General Choi came to NYC in the fall of 1977 for a political campaign--an anti Park campaign as usual. The location was at Master Kwang Duk Chung's TKD school on 34th Street--I remember clearly it was on 3rd floor. There were some college professors, former politicians, pro N. Korea and TKD masters, GM Suh Chong Kang (Tae Sun Kang's father, GM T.S Kang has a successful TKD school in downtown NYC today) and his followers (I was one of them), and GM Kang was Vice President of ITF then, and president of ATA. There were at least 8-9 TKD masters and I believe I was the youngest.
After the political meeting, Gen. Choi asked if anyone of us brought 'Do Bok'--I was the only one, and I still don't know why I said "I have it, Sir." He simply said "very good, now go and change"--I ran down to my beat up car, got my 'do bok'.

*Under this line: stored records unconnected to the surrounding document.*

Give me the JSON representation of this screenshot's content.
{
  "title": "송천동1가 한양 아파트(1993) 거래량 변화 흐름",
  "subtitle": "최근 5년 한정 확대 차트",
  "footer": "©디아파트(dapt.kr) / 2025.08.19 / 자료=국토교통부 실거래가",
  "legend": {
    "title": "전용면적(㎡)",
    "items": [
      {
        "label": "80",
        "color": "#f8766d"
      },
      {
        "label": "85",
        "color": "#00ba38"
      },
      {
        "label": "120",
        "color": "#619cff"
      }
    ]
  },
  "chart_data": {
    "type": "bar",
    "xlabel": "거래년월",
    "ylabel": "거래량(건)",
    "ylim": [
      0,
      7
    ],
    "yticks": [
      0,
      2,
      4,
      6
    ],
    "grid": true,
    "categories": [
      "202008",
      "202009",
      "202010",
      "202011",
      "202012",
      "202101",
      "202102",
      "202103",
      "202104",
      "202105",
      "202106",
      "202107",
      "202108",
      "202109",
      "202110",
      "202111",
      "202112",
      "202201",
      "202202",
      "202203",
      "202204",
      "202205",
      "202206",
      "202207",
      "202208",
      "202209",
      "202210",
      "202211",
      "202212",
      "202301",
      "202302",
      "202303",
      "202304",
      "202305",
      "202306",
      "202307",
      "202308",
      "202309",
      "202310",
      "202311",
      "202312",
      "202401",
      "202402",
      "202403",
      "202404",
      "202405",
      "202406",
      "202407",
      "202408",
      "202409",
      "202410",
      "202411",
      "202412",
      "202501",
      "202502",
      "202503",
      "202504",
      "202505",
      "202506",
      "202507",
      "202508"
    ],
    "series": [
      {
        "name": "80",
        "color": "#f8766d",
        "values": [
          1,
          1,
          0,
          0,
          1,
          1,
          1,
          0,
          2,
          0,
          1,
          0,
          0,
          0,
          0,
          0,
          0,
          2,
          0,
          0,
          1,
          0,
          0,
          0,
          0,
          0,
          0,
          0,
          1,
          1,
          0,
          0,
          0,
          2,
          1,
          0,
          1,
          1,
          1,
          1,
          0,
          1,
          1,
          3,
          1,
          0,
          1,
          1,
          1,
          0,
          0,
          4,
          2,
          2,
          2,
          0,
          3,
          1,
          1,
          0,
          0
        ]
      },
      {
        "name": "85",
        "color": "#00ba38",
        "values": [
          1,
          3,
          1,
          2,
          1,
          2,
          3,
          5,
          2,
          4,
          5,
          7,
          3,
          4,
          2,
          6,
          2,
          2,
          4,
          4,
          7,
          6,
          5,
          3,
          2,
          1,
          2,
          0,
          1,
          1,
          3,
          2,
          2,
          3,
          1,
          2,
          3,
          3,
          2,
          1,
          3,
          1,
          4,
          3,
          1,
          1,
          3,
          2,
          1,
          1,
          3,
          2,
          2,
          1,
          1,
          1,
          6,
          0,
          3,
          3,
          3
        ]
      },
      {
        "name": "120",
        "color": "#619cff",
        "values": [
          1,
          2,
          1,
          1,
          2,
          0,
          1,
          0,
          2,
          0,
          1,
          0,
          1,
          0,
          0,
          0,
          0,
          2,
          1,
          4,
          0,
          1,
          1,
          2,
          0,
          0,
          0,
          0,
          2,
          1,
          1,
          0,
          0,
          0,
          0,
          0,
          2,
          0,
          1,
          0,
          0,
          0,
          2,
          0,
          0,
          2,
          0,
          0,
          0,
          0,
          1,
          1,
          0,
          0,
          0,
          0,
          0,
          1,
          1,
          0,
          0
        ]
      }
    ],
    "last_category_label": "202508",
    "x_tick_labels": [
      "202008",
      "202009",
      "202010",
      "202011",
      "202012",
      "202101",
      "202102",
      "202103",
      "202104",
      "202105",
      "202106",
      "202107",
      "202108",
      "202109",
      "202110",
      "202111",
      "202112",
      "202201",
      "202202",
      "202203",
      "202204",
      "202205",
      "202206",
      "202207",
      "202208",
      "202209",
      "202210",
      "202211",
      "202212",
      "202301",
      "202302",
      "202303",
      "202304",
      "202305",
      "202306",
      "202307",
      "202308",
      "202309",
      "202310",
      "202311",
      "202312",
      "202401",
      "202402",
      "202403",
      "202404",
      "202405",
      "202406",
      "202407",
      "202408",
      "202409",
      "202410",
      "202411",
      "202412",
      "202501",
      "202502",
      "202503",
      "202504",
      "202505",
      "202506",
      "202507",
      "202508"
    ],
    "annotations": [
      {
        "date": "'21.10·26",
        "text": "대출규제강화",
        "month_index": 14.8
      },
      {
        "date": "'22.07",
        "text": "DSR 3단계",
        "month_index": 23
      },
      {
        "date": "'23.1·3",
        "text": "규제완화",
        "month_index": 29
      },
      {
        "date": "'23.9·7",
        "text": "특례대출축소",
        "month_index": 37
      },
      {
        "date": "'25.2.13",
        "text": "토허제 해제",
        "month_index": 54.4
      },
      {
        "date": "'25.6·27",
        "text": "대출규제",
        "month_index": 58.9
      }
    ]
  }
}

Then he says, "do Chon Ji" and I think I did it very well. Gen. Choi responded with a smile, "very good, but you just did Karate" and he then taught all of us up to Won Hyo that evening and asked us to come again next day. Now I was confused, those days I thought I was pretty good in TKD, kind of reckless, too. But I did pride myself being very fast and strong, 5'8' 160 lbs, I wasn't afraid of anyone or anything. I didn't go home that night, instead came straight to my TKD school in Bergenfield NJ, and tried to prove that my method is better than what Gen. Choi just corrected me on. It took me about an hour and I realized breathing was extremely important; it made difference in power by moving slightly down at the strike. The next day I did patterns up to Choong Moo front of Gen. Choi, just as he told me to do. The rest is history.
That location on 34th Street is the very same place where Master Yang's TKD school is today.